Sometimes I can think of her in her exquisite beauty, and my soul drinks in, as it were, the sweet and liquid tones of the voice which once spoke peace to me, and, fancying her again before me, I sink into an unquiet slumber, till some hideous dream oppresses me, and I see the fair brow of my “Julia” contracted, withered; and instead of her silvery voice of enchantment, a hissing sound escapes the lips I have worshipped. I rise, and try to approach, but she recedes. I awake—I start from my uneasy bed—I find this horrible picture, which bore the impress of reality, is but a dream. I awake to the consciousness that my beloved is dead, and that my eyes will gaze upon her beauty no more.

How few there are in this busy world who, when passing those abodes of wretchedness—“private madhouses”—can imagine the agony, the misery, the despair that dwells there! But to my history.

I was the only child of General Sir Frederick and Lady Charlotte B——. I was reared in luxury; the rude air was scarcely allowed to blow upon my delicate frame. I can remember now, though years have passed, and sorrow has bowed me—I can remember the happy days when my wearied head was pillowed on the bosom of my mother, and, after she had sung me to sleep with some wild melody, she would place me in my small luxurious cot, and watch over me with those deep-loving eyes, and be the first to comfort and re-assure me if uneasy dreams—for even then I was a dreamer—made me awake to sorrow. But my mother died. Even now I shudder at the recollection of the desolateness of my agony when I knew I had looked on her for the last time. Even now I can feel the coldness which crept over me as I laid my cheek to hers. My blood was frozen. I could not weep. Oh! tears would have been a relief, but they were denied me; and though I saw her taken from my embrace, and her beloved form laid in the vault, I could still gaze with speechless agony—but I wept not.

How I wished for the quiet of the grave; for even then there was a whirlwind within my bosom, and my sensitive heart shrank from holding converse with, or bestowing confidence on another as freely or unreservedly as I had done with the dear being whom I had lost.
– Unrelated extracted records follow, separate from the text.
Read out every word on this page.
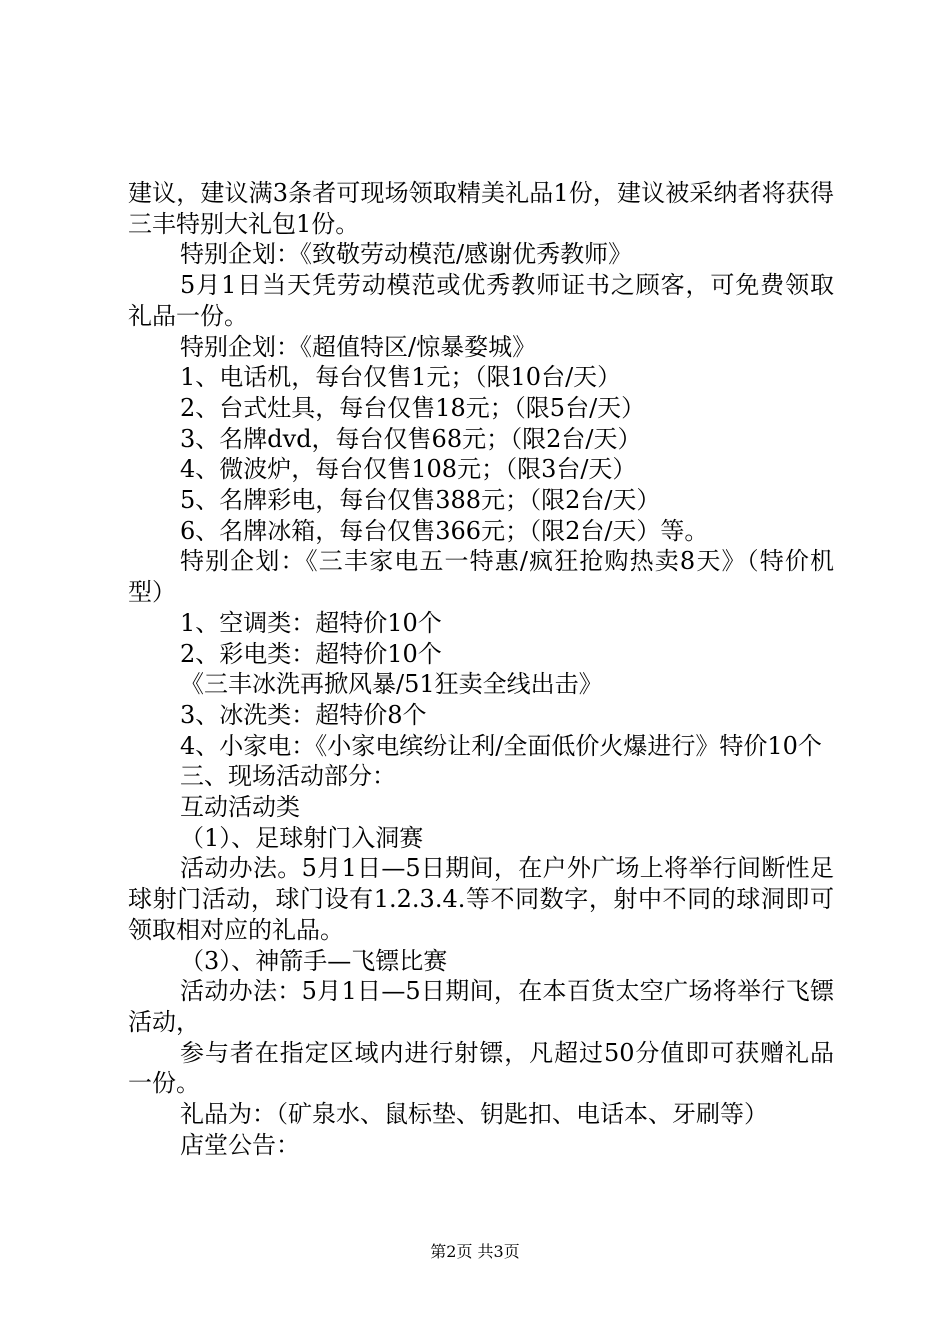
建议，建议满3条者可现场领取精美礼品1份，建议被采纳者将获得三丰特别大礼包1份。

特别企划：《致敬劳动模范/感谢优秀教师》

5月1日当天凭劳动模范或优秀教师证书之顾客，可免费领取礼品一份。

特别企划：《超值特区/惊暴婺城》

1、电话机，每台仅售1元；（限10台/天）

2、台式灶具，每台仅售18元；（限5台/天）

3、名牌dvd，每台仅售68元；（限2台/天）

4、微波炉，每台仅售108元；（限3台/天）

5、名牌彩电，每台仅售388元；（限2台/天）

6、名牌冰箱，每台仅售366元；（限2台/天）等。

特别企划：《三丰家电五一特惠/疯狂抢购热卖8天》（特价机型）

1、空调类：超特价10个

2、彩电类：超特价10个

《三丰冰洗再掀风暴/51狂卖全线出击》

3、冰洗类：超特价8个

4、小家电：《小家电缤纷让利/全面低价火爆进行》特价10个

三、现场活动部分：

互动活动类

（1）、足球射门入洞赛

活动办法。5月1日—5日期间，在户外广场上将举行间断性足球射门活动，球门设有1.2.3.4.等不同数字，射中不同的球洞即可领取相对应的礼品。

（3）、神箭手—飞镖比赛

活动办法：5月1日—5日期间，在本百货太空广场将举行飞镖活动，

参与者在指定区域内进行射镖，凡超过50分值即可获赠礼品一份。

礼品为：（矿泉水、鼠标垫、钥匙扣、电话本、牙刷等）

店堂公告：

第2页 共3页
Shortly after this event my father was ordered upon foreign service, and my childhood was passed among relatives who were strangers to me. It was a childhood without love. I remembered my mother, and none could supply her place. I could not trust in another as I had trusted in her. In my sorrows, real or imaginary, none other could comfort me. I longed for my childhood’s resting-place, where I might again pillow my aching head, and sleep once more the calm sleep hallowed by a mother’s matchless love.

At an early age I was sent to one of our great public schools, and there, although I endured some hardships, yet I experienced also something like the pleasures and pastimes of boyhood.

From having been a weakly, delicate child, I grew strong and active; but a gloom was ever upon me.